Quicker, more accurate loss detection for claims — TAC RMP can deploy a drone to assess county property damage immediately following a storm, high winds, torrential rain or other severe weather event. More extensive information can be collected and gathered more quickly by a drone flying a camera than an adjuster on foot who might be hampered by storm damage and other obstacles, particularly after a catastrophic event,
he said.  


Denton, Dawson counties gain insights

After Denton County added TAC RMP Property coverage in 2018, its buildings were one of the first to be surveyed during a pilot of the drone program. The inspection covered 37 of its 55 buildings and identified critical issues on three roofs — a few missing shingles on one, worn membrane roofing on another and construction debris left by contractors on a third. This information allowed the county to quickly make needed repairs and remove the debris, preventing larger problems these issues would have created if left unaddressed.  

“The reports were very thorough with lots of comments and details, and the pictures were clear and showed the exact location of each issue, which was very helpful to us in finding the area quickly without having to search the entire roof,” said Dale Nelson, Denton County’s assistant director of facilities. 
Michelle Brewer, Denton County’s assistant director of human resources, said she enjoyed participating in the project.

“One of the best benefits of a drone survey is to help reduce or mitigate potential risks/losses and that is one of our main goals at the county,” she said. “Drones can often gain quick access to areas that a standard inspection could not.”

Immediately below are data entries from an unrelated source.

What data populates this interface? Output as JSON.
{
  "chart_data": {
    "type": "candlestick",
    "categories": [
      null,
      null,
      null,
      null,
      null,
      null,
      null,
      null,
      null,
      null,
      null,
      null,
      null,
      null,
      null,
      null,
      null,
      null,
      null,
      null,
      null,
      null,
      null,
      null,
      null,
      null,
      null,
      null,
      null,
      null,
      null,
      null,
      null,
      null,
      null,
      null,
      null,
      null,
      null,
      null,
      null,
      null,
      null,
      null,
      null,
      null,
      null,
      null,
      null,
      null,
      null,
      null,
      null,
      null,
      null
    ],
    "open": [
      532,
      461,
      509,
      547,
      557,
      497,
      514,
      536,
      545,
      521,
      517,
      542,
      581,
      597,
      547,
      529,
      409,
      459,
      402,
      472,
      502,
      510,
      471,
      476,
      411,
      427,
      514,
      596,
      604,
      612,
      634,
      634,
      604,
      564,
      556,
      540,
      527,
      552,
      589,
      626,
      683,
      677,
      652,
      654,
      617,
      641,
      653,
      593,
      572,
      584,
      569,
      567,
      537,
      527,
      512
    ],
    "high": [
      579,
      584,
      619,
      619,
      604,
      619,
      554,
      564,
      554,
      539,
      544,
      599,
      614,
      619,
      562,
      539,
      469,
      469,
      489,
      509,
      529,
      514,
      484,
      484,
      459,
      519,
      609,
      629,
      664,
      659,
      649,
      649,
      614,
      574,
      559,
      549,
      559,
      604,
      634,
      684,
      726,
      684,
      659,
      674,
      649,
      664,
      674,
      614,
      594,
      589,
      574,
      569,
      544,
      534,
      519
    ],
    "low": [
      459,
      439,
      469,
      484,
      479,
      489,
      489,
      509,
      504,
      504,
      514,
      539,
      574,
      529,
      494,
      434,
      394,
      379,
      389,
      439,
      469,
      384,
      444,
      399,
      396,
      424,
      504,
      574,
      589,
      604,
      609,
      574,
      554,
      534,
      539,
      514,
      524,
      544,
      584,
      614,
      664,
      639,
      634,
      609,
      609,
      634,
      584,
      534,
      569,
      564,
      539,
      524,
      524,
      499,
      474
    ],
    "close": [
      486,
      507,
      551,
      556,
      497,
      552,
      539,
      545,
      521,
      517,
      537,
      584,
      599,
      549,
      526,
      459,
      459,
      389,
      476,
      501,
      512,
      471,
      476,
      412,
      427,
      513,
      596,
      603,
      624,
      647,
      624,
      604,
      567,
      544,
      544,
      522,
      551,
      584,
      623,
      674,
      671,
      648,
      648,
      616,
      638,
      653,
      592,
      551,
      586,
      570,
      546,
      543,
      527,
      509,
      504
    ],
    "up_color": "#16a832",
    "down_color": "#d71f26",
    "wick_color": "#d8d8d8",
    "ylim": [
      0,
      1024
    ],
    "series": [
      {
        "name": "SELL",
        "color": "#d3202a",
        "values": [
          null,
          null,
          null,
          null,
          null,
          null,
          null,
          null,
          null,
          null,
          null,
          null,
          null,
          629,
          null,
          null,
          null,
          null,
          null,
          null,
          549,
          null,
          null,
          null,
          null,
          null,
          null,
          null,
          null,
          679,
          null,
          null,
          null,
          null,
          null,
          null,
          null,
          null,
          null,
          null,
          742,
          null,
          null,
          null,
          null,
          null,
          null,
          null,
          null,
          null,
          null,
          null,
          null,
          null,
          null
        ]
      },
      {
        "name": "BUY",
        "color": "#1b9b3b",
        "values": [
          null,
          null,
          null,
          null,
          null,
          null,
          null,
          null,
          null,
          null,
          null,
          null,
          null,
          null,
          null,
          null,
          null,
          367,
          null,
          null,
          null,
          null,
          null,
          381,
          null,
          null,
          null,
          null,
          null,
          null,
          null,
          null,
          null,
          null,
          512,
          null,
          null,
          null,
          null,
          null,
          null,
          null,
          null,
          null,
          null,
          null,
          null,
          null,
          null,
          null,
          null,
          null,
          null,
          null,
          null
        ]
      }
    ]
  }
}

The data also allowed Denton County to plan ahead and make the non-critical repairs identified by the drone images, such as cleaning rust from vents and exhaust fans. Funding for these repairs is going into next year’s budget, Brewer said. 


“Most of our buildings were in pretty good condition. We found out that our public facilities maintenance program is working well,” Nelson said. “It gave us a comfort level knowing that most of our buildings were in good shape.”

In Dawson County, the drone inspections revealed a serpentine surprise. A suspicious object resembling a snake, approximately 16-24 inches long, was photographed on the roof of the Dawson County Tax Appraisal Building.  TAC promptly notified Dawson County Judge Foy O’Brien of this potential hazard before his county’s report was finalized.

“A snake had crawled up the drain spout on one of the gutters,” O’Brien said, and added with a laugh, “I didn’t want to show the ladies who work in the building the photo because they might not show back at work.” In photos taken shortly after its initial citing, the snake was gone.

O’Brien knows first-hand the benefits this technology can provide. He owns several drones mounted with cameras to survey his cotton crops and cattle. He’s even taken drone photos and video of crime scenes to assist the county district attorney’s office, evidence that was later used in court.

Applying the same technology to help counties is smart, he said. It can be easy to assume all is well with the roofs of county facilities because there are no visible leaks, but by the time you do see a leak, it’s too late, he said. 

The view a drone-mounted camera can provide is invaluable. “You can walk on a roof all day long and you just don’t get the perspective that you get from a drone (flying) several feet higher,” O’Brien said. “It’s amazing how much difference there is.”